| ASTOR CINELOUNGE |
Berlin , Kurfürstendamm 225
| eröffnet: | 1948 |
| geschlossen: | in Betrieb |
| Sitzplätze: | 667 (1958) - 445 (1980) - 463 (2005) - 250 (2008) |
| Architekt: | E.J. Kuhnert (1948) - Gerhard Fritsche (Umbau 1952) |
| Betreiber: | Martin Spillert, Kurt
Venden 1948-1952 Kinoname:
Kiki - Kino am Kindl Ufa 1957-Mitte 90er neuer Kinoname:Ufa-Pavillon, später Ufa-Palast CinemaxX Mitte 90er-2008 neuer Kinoname: Filmpalast Berlin VEB Filmtheaterbetriebe (Florian Weischer &Hans Joachim Flebbe) seit 2008 neuer Kinoname seit Dezember 2008: Astor Cinelounge |
1948 wurde dieses Kino ohne grosse Aussenwerbung und mit kleinem Zuschauerraum als "Kiki" eröffnet.
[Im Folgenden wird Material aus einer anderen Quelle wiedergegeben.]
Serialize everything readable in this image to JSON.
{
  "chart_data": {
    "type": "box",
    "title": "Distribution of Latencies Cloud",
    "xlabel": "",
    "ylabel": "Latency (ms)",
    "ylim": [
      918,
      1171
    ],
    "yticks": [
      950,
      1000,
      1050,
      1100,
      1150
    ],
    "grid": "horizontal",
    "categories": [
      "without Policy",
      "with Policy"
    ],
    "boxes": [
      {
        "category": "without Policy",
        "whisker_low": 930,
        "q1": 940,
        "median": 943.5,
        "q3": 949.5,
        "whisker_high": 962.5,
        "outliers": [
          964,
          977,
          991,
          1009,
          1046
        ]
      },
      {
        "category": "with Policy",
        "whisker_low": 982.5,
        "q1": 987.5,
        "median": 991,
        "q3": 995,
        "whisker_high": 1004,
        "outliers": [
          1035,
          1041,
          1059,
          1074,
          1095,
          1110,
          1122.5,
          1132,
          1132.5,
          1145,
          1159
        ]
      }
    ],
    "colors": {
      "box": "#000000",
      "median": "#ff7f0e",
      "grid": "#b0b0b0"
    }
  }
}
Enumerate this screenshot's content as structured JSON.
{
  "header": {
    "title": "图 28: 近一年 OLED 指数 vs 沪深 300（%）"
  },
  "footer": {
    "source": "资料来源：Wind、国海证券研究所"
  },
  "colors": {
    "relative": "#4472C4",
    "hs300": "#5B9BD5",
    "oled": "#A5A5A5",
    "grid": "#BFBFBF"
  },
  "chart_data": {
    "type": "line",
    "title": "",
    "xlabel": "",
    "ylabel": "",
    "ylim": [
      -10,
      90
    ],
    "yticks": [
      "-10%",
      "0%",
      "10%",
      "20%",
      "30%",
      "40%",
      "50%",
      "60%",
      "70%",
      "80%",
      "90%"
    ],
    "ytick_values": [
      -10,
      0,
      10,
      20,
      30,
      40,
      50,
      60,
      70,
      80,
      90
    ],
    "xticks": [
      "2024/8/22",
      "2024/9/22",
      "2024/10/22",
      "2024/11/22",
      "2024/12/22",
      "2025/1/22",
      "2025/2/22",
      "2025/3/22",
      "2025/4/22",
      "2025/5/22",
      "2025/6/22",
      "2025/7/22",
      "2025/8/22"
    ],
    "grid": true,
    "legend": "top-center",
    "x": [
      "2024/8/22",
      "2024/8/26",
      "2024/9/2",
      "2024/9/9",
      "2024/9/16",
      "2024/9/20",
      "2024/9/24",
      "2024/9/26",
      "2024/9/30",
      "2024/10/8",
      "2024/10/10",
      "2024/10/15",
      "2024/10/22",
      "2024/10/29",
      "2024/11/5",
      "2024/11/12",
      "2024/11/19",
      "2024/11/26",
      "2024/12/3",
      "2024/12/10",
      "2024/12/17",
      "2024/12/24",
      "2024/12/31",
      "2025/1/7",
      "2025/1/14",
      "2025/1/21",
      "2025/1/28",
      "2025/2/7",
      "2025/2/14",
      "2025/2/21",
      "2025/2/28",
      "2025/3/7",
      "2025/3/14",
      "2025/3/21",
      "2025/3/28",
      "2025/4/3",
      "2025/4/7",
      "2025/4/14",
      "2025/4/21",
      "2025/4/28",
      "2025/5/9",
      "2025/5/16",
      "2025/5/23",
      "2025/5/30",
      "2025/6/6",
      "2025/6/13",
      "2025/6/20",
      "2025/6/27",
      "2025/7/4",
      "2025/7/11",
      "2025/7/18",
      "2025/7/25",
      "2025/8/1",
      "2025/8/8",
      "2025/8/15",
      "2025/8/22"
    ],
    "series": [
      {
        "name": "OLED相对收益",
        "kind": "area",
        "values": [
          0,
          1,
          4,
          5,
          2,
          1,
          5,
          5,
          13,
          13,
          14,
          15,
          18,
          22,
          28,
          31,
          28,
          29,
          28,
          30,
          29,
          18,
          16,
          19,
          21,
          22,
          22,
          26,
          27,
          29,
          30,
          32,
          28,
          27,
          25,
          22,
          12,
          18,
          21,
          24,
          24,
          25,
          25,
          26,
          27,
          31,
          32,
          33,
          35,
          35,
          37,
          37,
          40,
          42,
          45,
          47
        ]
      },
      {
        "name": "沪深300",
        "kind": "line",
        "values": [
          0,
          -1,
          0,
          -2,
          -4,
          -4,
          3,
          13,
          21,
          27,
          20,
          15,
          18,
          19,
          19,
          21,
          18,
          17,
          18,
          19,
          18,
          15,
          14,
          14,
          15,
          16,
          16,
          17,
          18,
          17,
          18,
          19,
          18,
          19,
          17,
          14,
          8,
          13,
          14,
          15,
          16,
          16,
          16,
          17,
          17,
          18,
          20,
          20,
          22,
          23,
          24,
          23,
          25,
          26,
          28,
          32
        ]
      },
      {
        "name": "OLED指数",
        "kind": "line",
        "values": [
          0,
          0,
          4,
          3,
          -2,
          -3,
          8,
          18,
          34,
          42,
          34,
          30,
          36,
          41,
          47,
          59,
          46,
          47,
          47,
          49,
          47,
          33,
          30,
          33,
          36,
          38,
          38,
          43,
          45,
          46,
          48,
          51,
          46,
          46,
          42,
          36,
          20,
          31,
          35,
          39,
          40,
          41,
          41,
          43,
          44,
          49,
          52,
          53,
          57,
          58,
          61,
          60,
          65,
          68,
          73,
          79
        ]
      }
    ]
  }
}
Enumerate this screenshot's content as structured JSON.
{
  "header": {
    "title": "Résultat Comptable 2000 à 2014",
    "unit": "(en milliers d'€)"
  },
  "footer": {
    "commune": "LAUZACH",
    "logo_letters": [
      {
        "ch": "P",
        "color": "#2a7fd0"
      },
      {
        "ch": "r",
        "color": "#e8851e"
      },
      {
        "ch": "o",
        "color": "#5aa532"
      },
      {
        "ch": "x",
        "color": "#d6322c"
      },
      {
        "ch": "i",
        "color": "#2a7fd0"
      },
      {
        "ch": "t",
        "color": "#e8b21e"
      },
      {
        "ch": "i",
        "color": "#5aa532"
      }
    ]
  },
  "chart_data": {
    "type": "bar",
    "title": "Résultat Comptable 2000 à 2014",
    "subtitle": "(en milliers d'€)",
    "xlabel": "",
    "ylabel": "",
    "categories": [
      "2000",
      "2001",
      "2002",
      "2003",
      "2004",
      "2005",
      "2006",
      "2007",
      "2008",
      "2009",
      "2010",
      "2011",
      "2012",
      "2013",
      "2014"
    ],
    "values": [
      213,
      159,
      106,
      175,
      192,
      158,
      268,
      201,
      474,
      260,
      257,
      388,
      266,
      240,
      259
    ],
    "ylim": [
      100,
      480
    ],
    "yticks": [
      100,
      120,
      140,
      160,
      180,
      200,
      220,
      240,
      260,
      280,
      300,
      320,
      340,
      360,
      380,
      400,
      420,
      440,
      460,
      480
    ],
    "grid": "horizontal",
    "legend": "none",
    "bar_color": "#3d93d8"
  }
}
Sein heutiges Aussehen bekam es erst 4 Jahre später, als der renomierte Kinoarchitekt Gerhard Fritsche den im Hinterhof gelegenen Zuschauerraum zu einem wirklichen Filmpalast vergrösserte und das hufeisenförmige Vordach mit beleuchteter Glasdecke hinzufügte. Seit der Übernahme durch die CinemaxX-Gruppe trug das Theater seinen heutigen Namen und zeigte gehobene Unterhaltungskost.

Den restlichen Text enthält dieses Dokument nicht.